TuneUp Utilities 2013 – System Optimization Series

The barrage of tools available in TuneUp Utilities 2013 reminds me of the grandeur that once was Norton Utilities. Far more than just a simple cleanup utility TuneUp Utilities offers tools to check the heath of your hard drive, monitor which programs you haven’t used so they can be removed, disable startup programs, check where all your hard drive space is going and it even comes with a Turbo Mode that boosts system processes when the system gets bogged down. Of course it does the usual tasks of cleaning up hard drive space, cleaning the registry, defragging hard drives and removing browser traces.

What I like about TuneUp Utilities is that it isn’t just using the built in Windows tools. It presents it’s own tool for toggling whether a program should start when Windows boots. It has it’s own Disk Space Explorer that allows you to see where hard drive space is being used and lets you move and delete files. It also comes with a Program Deactivator that disables programs rather than Uninstalls them. This is useful for applications and services you don’t use all the time, but that use resources. This would apply to programs like AnyDVD, Quicken Scheduled Downloads, Virtual Clone Drive, etc. It’s basically a delayed start. Instead of taking up memory and not being used, they will be held until needed.

The Turbo Mode is also interesting and useful. When activated, Turbo Mode disables a slew of Window services and programs so you get as much memory and CPU usage as possible. You could turn this one before starting a game so your computer doesn’t kick off updates, scans or other scheduled tasks. It may not be needed for a lot of systems, especially with more than 8GB, but it can be useful when you want to get a little more bang out of your machine.

Like Winoptimizer, TuneUp Utilities comes with it’s own Optimization Mode. When needed it boosts the priority for program startup and allows for faster execution. This happens on the fly rather going into Task Manager and changing the application priority. Again, useful for media conversion tasks or system scans.

Some of the main tools I like are the Disk Space Explorer, the Unused Program tool and the scheduled maintenance cycles. I’ve used these to remove dozens of programs I haven’t used in months and even years, cleaned up 500GB of hard drive space and turned off multiple programs in the startup group. It also runs in the background to check drive fragmentation and invalid registry entries.

TuneUp Utilities has many of the same tools as WinOptimizer, but it seems to go deeper with it’s system cleaning and maintenance. While the Uninstall tool is basically the same as the one in Control Panel it does offer a little more information such as when the program was originally installed and there are ratings about the programs usefulness. The Process Explorer is basically the same as Task Manager and the Disk/Registry/Browser cleaning tools are the same sort of thing you see in CCleaner, which I’ve mentioned many times.

At $50, the price of admission is a little high.
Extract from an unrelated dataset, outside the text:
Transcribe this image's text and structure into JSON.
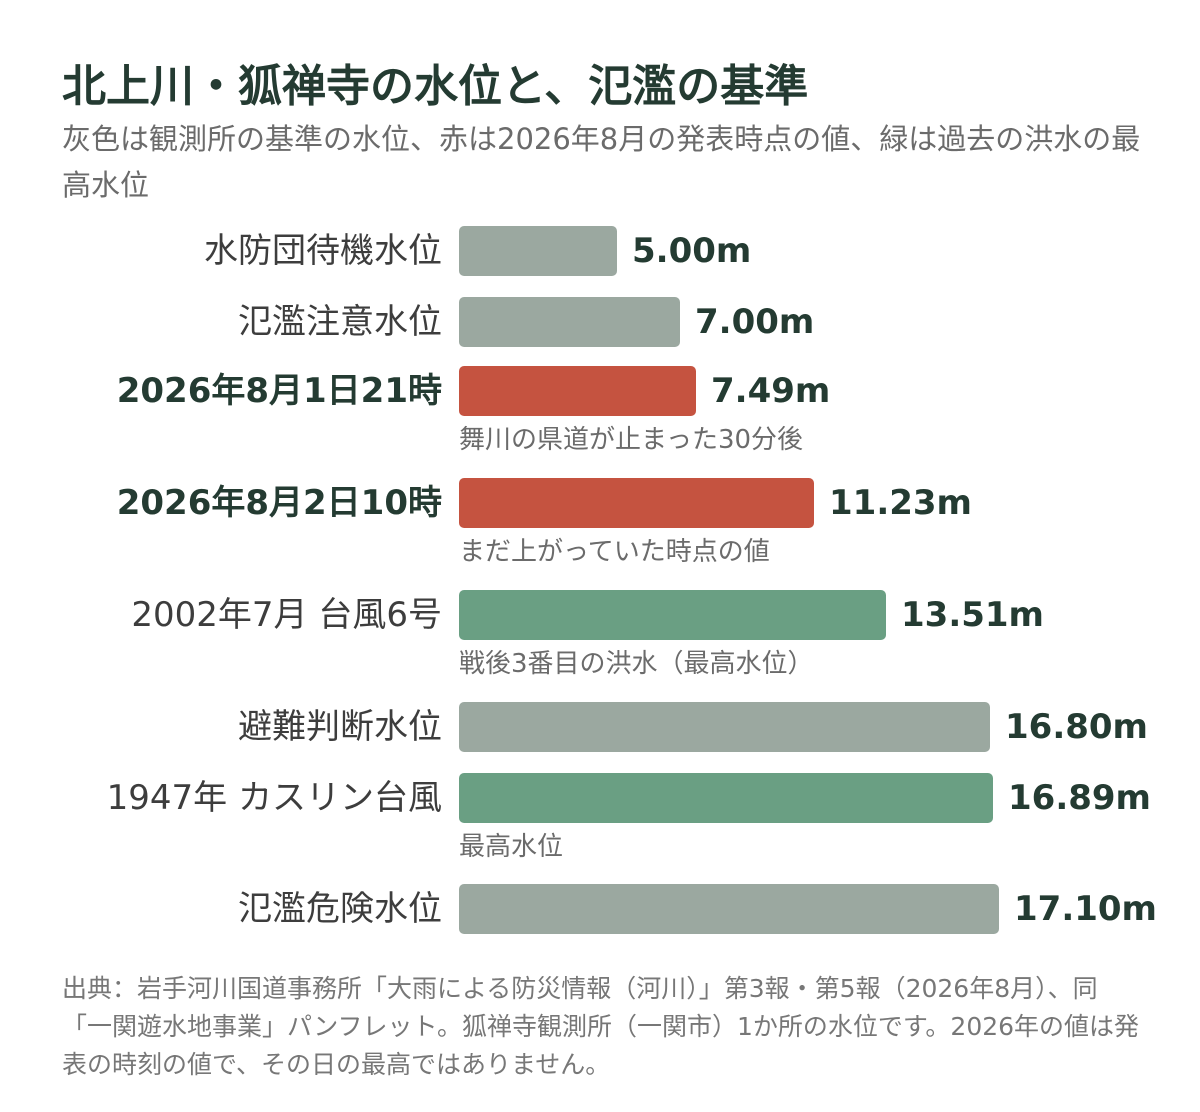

However, TuneUp goes on sale from time to time and can be had for $24.95. And if you watch the forums and strike at the right time you can probably get it for $19.95.

As far as true optimization tools go, TuneUp Utilities is more in line with what I would expect to see. It does the standard fare of removing temp files and cleaning the registry, but does offer more exploration of services, startup programs, installed programs that aren’t used and hard drive maintenance. Some of the tools are pretty basic such as registry cleaning and disk defrag and some tools are pretty useless, like everything under the Customize Windows tab. But overall it has more tools than Winoptimizer and puts Norton Utilities to shame. It’s ironic that TuneUp Utilities is what I expected Norton Utilities to be. In fact, a decade ago this was Norton Utilities.

If you’re looking to dig into your system and do some extensive cleaning and program removal, this is where you should start.